There are several reasons why home owners decide to refinance their mortgages. Some are looking to pay down other debt. Others have a sudden expense, such as a child’s college tuition or a medical expense that requires a larger sum of money. Some are looking to find ways to save on the total amount of interest they will pay on their mortgage, and may even hope to pay for their home faster. When you refinance a mortgage, you exchange your existing mortgage for a different mortgage. While timing can play a role in whether it is a good idea to refinance or not, the bigger question is why you are refinancing and whether you are prepared to make the most of the opportunity. Here are some of the situations why someone might look into an FHA refinance.
Significant Drop in Interest
Interest rates fluctuate all the time, but if you have a fixed rate mortgage or an expiring low rate on an adjustable mortgage, your interest isn’t going to get any lower unless you do something about it. If there is a potential for a significant drop in your mortgage rate, refinancing is probably a good idea if you are planning on staying in your home for a while. Most borrowers can get a worthwhile benefit from an FHA refinance if the rate will drop by 2%, and many will benefit with a 1% drop. By refinancing, many will be able to lower their mortgage payment and have their home paid off quicker at the same time.
Money for Home Improvements
Many people refinance their homes and extend the length of their mortgages in order to get cash to pay for home improvements. They might need an additional bathroom or it might be time for an updated kitchen or new roof. If you are making improvements, it is a good idea to choose projects that will increase the value of your home and make it easier to sell if you want to. At Starboard Financial our experience with refinancing gives us insight as to what types of projects have the most benefit. If you are choosing between different possibilities, we may be able to help you decide which improvements make the most sense.
Money for Debt
Some people refinance in order to get a lump sum of money to pay off other creditors. Especially in cases where a homeowner is paying high interest rates on credit cards this can make a lot of sense, as long as the homeowner approaches their FHA refinance sensibly. If you are paying off debt, it is important not to make the same financial mistakes over again. If you’re going to run up your balances again, refinancing might not be the right move for you.
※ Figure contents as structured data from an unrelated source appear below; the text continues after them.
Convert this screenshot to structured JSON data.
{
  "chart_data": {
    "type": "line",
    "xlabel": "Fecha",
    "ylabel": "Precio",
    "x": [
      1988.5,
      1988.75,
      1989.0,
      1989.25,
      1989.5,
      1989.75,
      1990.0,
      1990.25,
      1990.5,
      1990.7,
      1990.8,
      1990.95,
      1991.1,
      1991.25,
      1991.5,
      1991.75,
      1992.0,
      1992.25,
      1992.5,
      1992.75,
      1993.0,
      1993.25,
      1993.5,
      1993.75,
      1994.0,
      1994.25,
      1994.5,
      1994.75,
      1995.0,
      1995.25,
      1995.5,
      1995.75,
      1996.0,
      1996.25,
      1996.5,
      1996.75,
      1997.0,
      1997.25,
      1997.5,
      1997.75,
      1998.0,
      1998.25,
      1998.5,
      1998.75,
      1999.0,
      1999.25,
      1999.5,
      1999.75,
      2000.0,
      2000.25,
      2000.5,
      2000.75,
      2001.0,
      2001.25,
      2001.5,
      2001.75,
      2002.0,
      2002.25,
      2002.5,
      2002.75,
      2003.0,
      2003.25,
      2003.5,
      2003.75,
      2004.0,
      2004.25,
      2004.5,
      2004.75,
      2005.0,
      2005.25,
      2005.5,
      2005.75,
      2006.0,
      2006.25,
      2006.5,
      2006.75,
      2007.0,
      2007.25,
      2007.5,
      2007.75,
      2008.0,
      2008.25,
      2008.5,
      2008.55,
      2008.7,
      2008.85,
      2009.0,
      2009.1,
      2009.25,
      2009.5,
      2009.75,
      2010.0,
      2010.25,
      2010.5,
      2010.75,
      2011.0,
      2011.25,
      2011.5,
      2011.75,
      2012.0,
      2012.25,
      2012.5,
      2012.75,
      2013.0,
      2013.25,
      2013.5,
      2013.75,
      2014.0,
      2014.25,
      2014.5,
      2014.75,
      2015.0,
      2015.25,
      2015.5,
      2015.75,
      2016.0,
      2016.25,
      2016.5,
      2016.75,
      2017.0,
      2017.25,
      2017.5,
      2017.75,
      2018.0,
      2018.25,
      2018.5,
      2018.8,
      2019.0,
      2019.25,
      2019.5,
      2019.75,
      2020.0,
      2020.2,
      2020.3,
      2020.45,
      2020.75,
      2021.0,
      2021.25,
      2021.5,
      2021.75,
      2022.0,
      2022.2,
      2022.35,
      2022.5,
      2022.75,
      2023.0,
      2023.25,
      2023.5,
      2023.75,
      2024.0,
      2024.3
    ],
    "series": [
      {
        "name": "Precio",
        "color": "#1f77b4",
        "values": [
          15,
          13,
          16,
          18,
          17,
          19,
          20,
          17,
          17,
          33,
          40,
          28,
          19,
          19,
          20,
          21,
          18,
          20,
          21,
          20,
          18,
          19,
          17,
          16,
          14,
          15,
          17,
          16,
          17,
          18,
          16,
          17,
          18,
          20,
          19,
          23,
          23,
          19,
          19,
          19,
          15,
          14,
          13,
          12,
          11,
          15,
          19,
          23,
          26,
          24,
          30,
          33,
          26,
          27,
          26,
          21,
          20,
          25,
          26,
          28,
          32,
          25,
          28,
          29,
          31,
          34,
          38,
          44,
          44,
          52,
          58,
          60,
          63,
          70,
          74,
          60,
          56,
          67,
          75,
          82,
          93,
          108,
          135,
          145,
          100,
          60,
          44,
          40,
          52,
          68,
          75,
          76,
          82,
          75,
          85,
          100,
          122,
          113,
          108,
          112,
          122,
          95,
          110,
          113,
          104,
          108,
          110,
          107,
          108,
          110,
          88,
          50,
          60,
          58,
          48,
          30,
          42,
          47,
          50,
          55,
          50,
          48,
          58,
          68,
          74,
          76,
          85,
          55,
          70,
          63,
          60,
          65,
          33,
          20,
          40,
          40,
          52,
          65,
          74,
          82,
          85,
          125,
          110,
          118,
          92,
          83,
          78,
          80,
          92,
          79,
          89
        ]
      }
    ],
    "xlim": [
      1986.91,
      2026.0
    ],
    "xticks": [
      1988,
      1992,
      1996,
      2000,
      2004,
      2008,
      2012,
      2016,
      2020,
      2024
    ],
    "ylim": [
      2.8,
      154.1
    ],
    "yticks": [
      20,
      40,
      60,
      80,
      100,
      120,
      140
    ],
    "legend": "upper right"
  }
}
Shortening the Term of the Loan
If you have the opportunity for a much lower interest rate due to market conditions, your own credit worthiness, or both, you might want an FHA refinance to decrease your loan term. In most cases, a 15-20 year mortgage carries a lower rate than a 30 year mortgage anyway. At Starboard Financial, we can help you do the math to determine how much more you would pay each month on your mortgage if you refinanced. If you can fit this into your budget it may mean owning your home free and clear that much sooner.
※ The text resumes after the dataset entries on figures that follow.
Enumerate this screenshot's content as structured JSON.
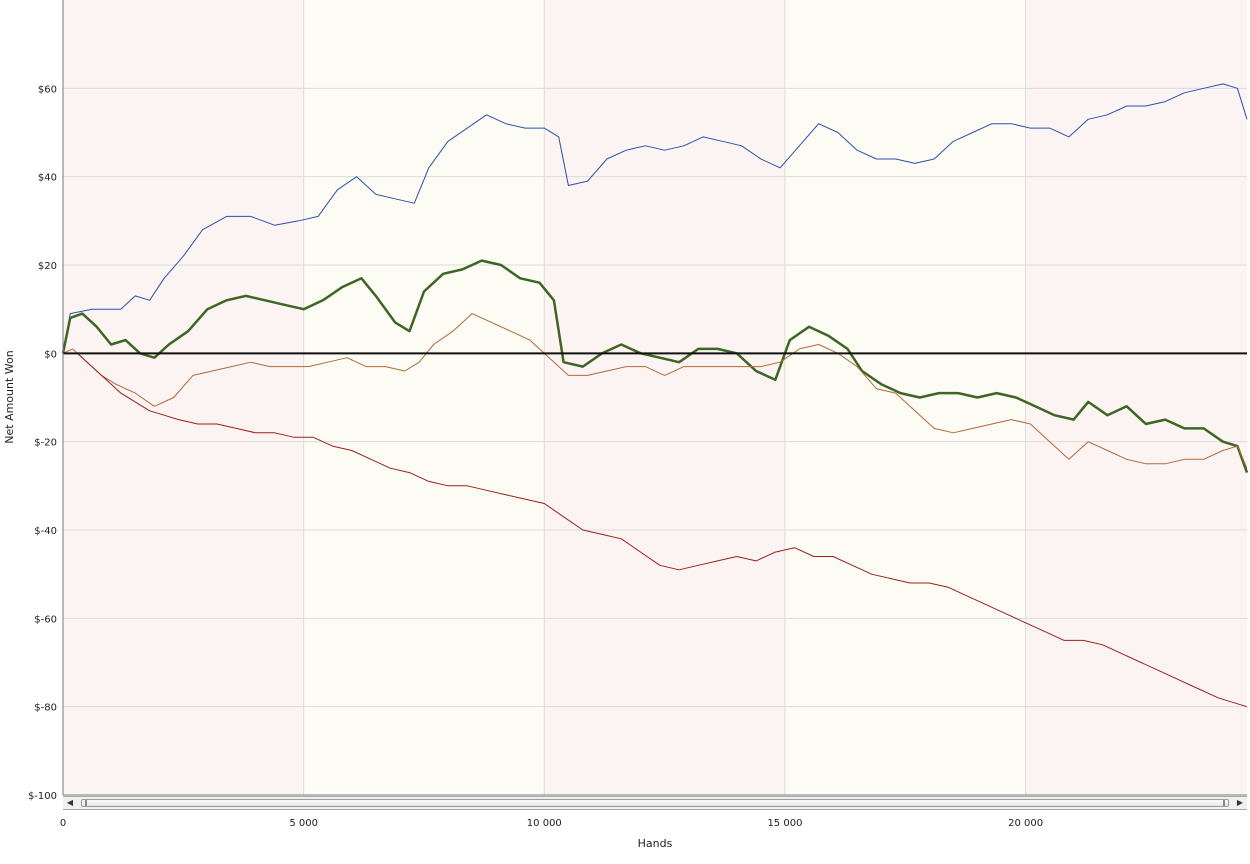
{
  "chart_data": {
    "type": "line",
    "title": "",
    "xlabel": "Hands",
    "ylabel": "Net Amount Won",
    "xlim": [
      0,
      24600
    ],
    "ylim": [
      -100,
      80
    ],
    "x_ticks": [
      0,
      5000,
      10000,
      15000,
      20000
    ],
    "x_tick_labels": [
      "0",
      "5 000",
      "10 000",
      "15 000",
      "20 000"
    ],
    "y_ticks": [
      60,
      40,
      20,
      0,
      -20,
      -40,
      -60,
      -80,
      -100
    ],
    "y_tick_labels": [
      "$60",
      "$40",
      "$20",
      "$0",
      "$-20",
      "$-40",
      "$-60",
      "$-80",
      "$-100"
    ],
    "grid": true,
    "zero_line": true,
    "bands": [
      {
        "from": 0,
        "to": 5000,
        "color": "#fcf4f2"
      },
      {
        "from": 5000,
        "to": 10000,
        "color": "#fcfcf5"
      },
      {
        "from": 10000,
        "to": 15000,
        "color": "#fcf4f2"
      },
      {
        "from": 15000,
        "to": 20000,
        "color": "#fcfcf5"
      },
      {
        "from": 20000,
        "to": 24600,
        "color": "#fcf4f2"
      }
    ],
    "series": [
      {
        "color": "#2e4fa8",
        "width": 1,
        "points": [
          [
            0,
            0
          ],
          [
            150,
            9
          ],
          [
            600,
            10
          ],
          [
            1200,
            10
          ],
          [
            1500,
            13
          ],
          [
            1800,
            12
          ],
          [
            2100,
            17
          ],
          [
            2500,
            22
          ],
          [
            2900,
            28
          ],
          [
            3400,
            31
          ],
          [
            3900,
            31
          ],
          [
            4400,
            29
          ],
          [
            4900,
            30
          ],
          [
            5300,
            31
          ],
          [
            5700,
            37
          ],
          [
            6100,
            40
          ],
          [
            6500,
            36
          ],
          [
            6900,
            35
          ],
          [
            7300,
            34
          ],
          [
            7600,
            42
          ],
          [
            8000,
            48
          ],
          [
            8400,
            51
          ],
          [
            8800,
            54
          ],
          [
            9200,
            52
          ],
          [
            9600,
            51
          ],
          [
            10000,
            51
          ],
          [
            10300,
            49
          ],
          [
            10500,
            38
          ],
          [
            10900,
            39
          ],
          [
            11300,
            44
          ],
          [
            11700,
            46
          ],
          [
            12100,
            47
          ],
          [
            12500,
            46
          ],
          [
            12900,
            47
          ],
          [
            13300,
            49
          ],
          [
            13700,
            48
          ],
          [
            14100,
            47
          ],
          [
            14500,
            44
          ],
          [
            14900,
            42
          ],
          [
            15300,
            47
          ],
          [
            15700,
            52
          ],
          [
            16100,
            50
          ],
          [
            16500,
            46
          ],
          [
            16900,
            44
          ],
          [
            17300,
            44
          ],
          [
            17700,
            43
          ],
          [
            18100,
            44
          ],
          [
            18500,
            48
          ],
          [
            18900,
            50
          ],
          [
            19300,
            52
          ],
          [
            19700,
            52
          ],
          [
            20100,
            51
          ],
          [
            20500,
            51
          ],
          [
            20900,
            49
          ],
          [
            21300,
            53
          ],
          [
            21700,
            54
          ],
          [
            22100,
            56
          ],
          [
            22500,
            56
          ],
          [
            22900,
            57
          ],
          [
            23300,
            59
          ],
          [
            23700,
            60
          ],
          [
            24100,
            61
          ],
          [
            24400,
            60
          ],
          [
            24600,
            53
          ]
        ]
      },
      {
        "color": "#3e6524",
        "width": 2.5,
        "points": [
          [
            0,
            0
          ],
          [
            150,
            8
          ],
          [
            400,
            9
          ],
          [
            700,
            6
          ],
          [
            1000,
            2
          ],
          [
            1300,
            3
          ],
          [
            1600,
            0
          ],
          [
            1900,
            -1
          ],
          [
            2200,
            2
          ],
          [
            2600,
            5
          ],
          [
            3000,
            10
          ],
          [
            3400,
            12
          ],
          [
            3800,
            13
          ],
          [
            4200,
            12
          ],
          [
            4600,
            11
          ],
          [
            5000,
            10
          ],
          [
            5400,
            12
          ],
          [
            5800,
            15
          ],
          [
            6200,
            17
          ],
          [
            6500,
            13
          ],
          [
            6900,
            7
          ],
          [
            7200,
            5
          ],
          [
            7500,
            14
          ],
          [
            7900,
            18
          ],
          [
            8300,
            19
          ],
          [
            8700,
            21
          ],
          [
            9100,
            20
          ],
          [
            9500,
            17
          ],
          [
            9900,
            16
          ],
          [
            10200,
            12
          ],
          [
            10400,
            -2
          ],
          [
            10800,
            -3
          ],
          [
            11200,
            0
          ],
          [
            11600,
            2
          ],
          [
            12000,
            0
          ],
          [
            12400,
            -1
          ],
          [
            12800,
            -2
          ],
          [
            13200,
            1
          ],
          [
            13600,
            1
          ],
          [
            14000,
            0
          ],
          [
            14400,
            -4
          ],
          [
            14800,
            -6
          ],
          [
            15100,
            3
          ],
          [
            15500,
            6
          ],
          [
            15900,
            4
          ],
          [
            16300,
            1
          ],
          [
            16600,
            -4
          ],
          [
            17000,
            -7
          ],
          [
            17400,
            -9
          ],
          [
            17800,
            -10
          ],
          [
            18200,
            -9
          ],
          [
            18600,
            -9
          ],
          [
            19000,
            -10
          ],
          [
            19400,
            -9
          ],
          [
            19800,
            -10
          ],
          [
            20200,
            -12
          ],
          [
            20600,
            -14
          ],
          [
            21000,
            -15
          ],
          [
            21300,
            -11
          ],
          [
            21700,
            -14
          ],
          [
            22100,
            -12
          ],
          [
            22500,
            -16
          ],
          [
            22900,
            -15
          ],
          [
            23300,
            -17
          ],
          [
            23700,
            -17
          ],
          [
            24100,
            -20
          ],
          [
            24400,
            -21
          ],
          [
            24600,
            -27
          ]
        ]
      },
      {
        "color": "#b06a3a",
        "width": 1,
        "points": [
          [
            0,
            0
          ],
          [
            200,
            1
          ],
          [
            500,
            -2
          ],
          [
            800,
            -5
          ],
          [
            1100,
            -7
          ],
          [
            1500,
            -9
          ],
          [
            1900,
            -12
          ],
          [
            2300,
            -10
          ],
          [
            2700,
            -5
          ],
          [
            3100,
            -4
          ],
          [
            3500,
            -3
          ],
          [
            3900,
            -2
          ],
          [
            4300,
            -3
          ],
          [
            4700,
            -3
          ],
          [
            5100,
            -3
          ],
          [
            5500,
            -2
          ],
          [
            5900,
            -1
          ],
          [
            6300,
            -3
          ],
          [
            6700,
            -3
          ],
          [
            7100,
            -4
          ],
          [
            7400,
            -2
          ],
          [
            7700,
            2
          ],
          [
            8100,
            5
          ],
          [
            8500,
            9
          ],
          [
            8900,
            7
          ],
          [
            9300,
            5
          ],
          [
            9700,
            3
          ],
          [
            10100,
            -1
          ],
          [
            10500,
            -5
          ],
          [
            10900,
            -5
          ],
          [
            11300,
            -4
          ],
          [
            11700,
            -3
          ],
          [
            12100,
            -3
          ],
          [
            12500,
            -5
          ],
          [
            12900,
            -3
          ],
          [
            13300,
            -3
          ],
          [
            13700,
            -3
          ],
          [
            14100,
            -3
          ],
          [
            14500,
            -3
          ],
          [
            14900,
            -2
          ],
          [
            15300,
            1
          ],
          [
            15700,
            2
          ],
          [
            16100,
            0
          ],
          [
            16500,
            -3
          ],
          [
            16900,
            -8
          ],
          [
            17300,
            -9
          ],
          [
            17700,
            -13
          ],
          [
            18100,
            -17
          ],
          [
            18500,
            -18
          ],
          [
            18900,
            -17
          ],
          [
            19300,
            -16
          ],
          [
            19700,
            -15
          ],
          [
            20100,
            -16
          ],
          [
            20500,
            -20
          ],
          [
            20900,
            -24
          ],
          [
            21300,
            -20
          ],
          [
            21700,
            -22
          ],
          [
            22100,
            -24
          ],
          [
            22500,
            -25
          ],
          [
            22900,
            -25
          ],
          [
            23300,
            -24
          ],
          [
            23700,
            -24
          ],
          [
            24100,
            -22
          ],
          [
            24400,
            -21
          ],
          [
            24600,
            -26
          ]
        ]
      },
      {
        "color": "#9a1f1f",
        "width": 1,
        "points": [
          [
            0,
            0
          ],
          [
            300,
            0
          ],
          [
            600,
            -3
          ],
          [
            900,
            -6
          ],
          [
            1200,
            -9
          ],
          [
            1500,
            -11
          ],
          [
            1800,
            -13
          ],
          [
            2100,
            -14
          ],
          [
            2400,
            -15
          ],
          [
            2800,
            -16
          ],
          [
            3200,
            -16
          ],
          [
            3600,
            -17
          ],
          [
            4000,
            -18
          ],
          [
            4400,
            -18
          ],
          [
            4800,
            -19
          ],
          [
            5200,
            -19
          ],
          [
            5600,
            -21
          ],
          [
            6000,
            -22
          ],
          [
            6400,
            -24
          ],
          [
            6800,
            -26
          ],
          [
            7200,
            -27
          ],
          [
            7600,
            -29
          ],
          [
            8000,
            -30
          ],
          [
            8400,
            -30
          ],
          [
            8800,
            -31
          ],
          [
            9200,
            -32
          ],
          [
            9600,
            -33
          ],
          [
            10000,
            -34
          ],
          [
            10400,
            -37
          ],
          [
            10800,
            -40
          ],
          [
            11200,
            -41
          ],
          [
            11600,
            -42
          ],
          [
            12000,
            -45
          ],
          [
            12400,
            -48
          ],
          [
            12800,
            -49
          ],
          [
            13200,
            -48
          ],
          [
            13600,
            -47
          ],
          [
            14000,
            -46
          ],
          [
            14400,
            -47
          ],
          [
            14800,
            -45
          ],
          [
            15200,
            -44
          ],
          [
            15600,
            -46
          ],
          [
            16000,
            -46
          ],
          [
            16400,
            -48
          ],
          [
            16800,
            -50
          ],
          [
            17200,
            -51
          ],
          [
            17600,
            -52
          ],
          [
            18000,
            -52
          ],
          [
            18400,
            -53
          ],
          [
            18800,
            -55
          ],
          [
            19200,
            -57
          ],
          [
            19600,
            -59
          ],
          [
            20000,
            -61
          ],
          [
            20400,
            -63
          ],
          [
            20800,
            -65
          ],
          [
            21200,
            -65
          ],
          [
            21600,
            -66
          ],
          [
            22000,
            -68
          ],
          [
            22400,
            -70
          ],
          [
            22800,
            -72
          ],
          [
            23200,
            -74
          ],
          [
            23600,
            -76
          ],
          [
            24000,
            -78
          ],
          [
            24300,
            -79
          ],
          [
            24600,
            -80
          ]
        ]
      }
    ]
  },
  "scrollbar": {
    "left_arrow": "◀",
    "right_arrow": "▶"
  }
}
Switching Between Adjustable and Fixed Mortgages
Depending on your situation, making an adjustable to fixed change or a fixed to adjustable change can make sense. Converting to an ARM is good for starter homes that the borrower plans to sell in the next few years. Switching to a fixed rate is good for those who stand to have their interest jump after a lower starting ARM. In any case it is important to remember that extra upfront costs are incurred when you refinance.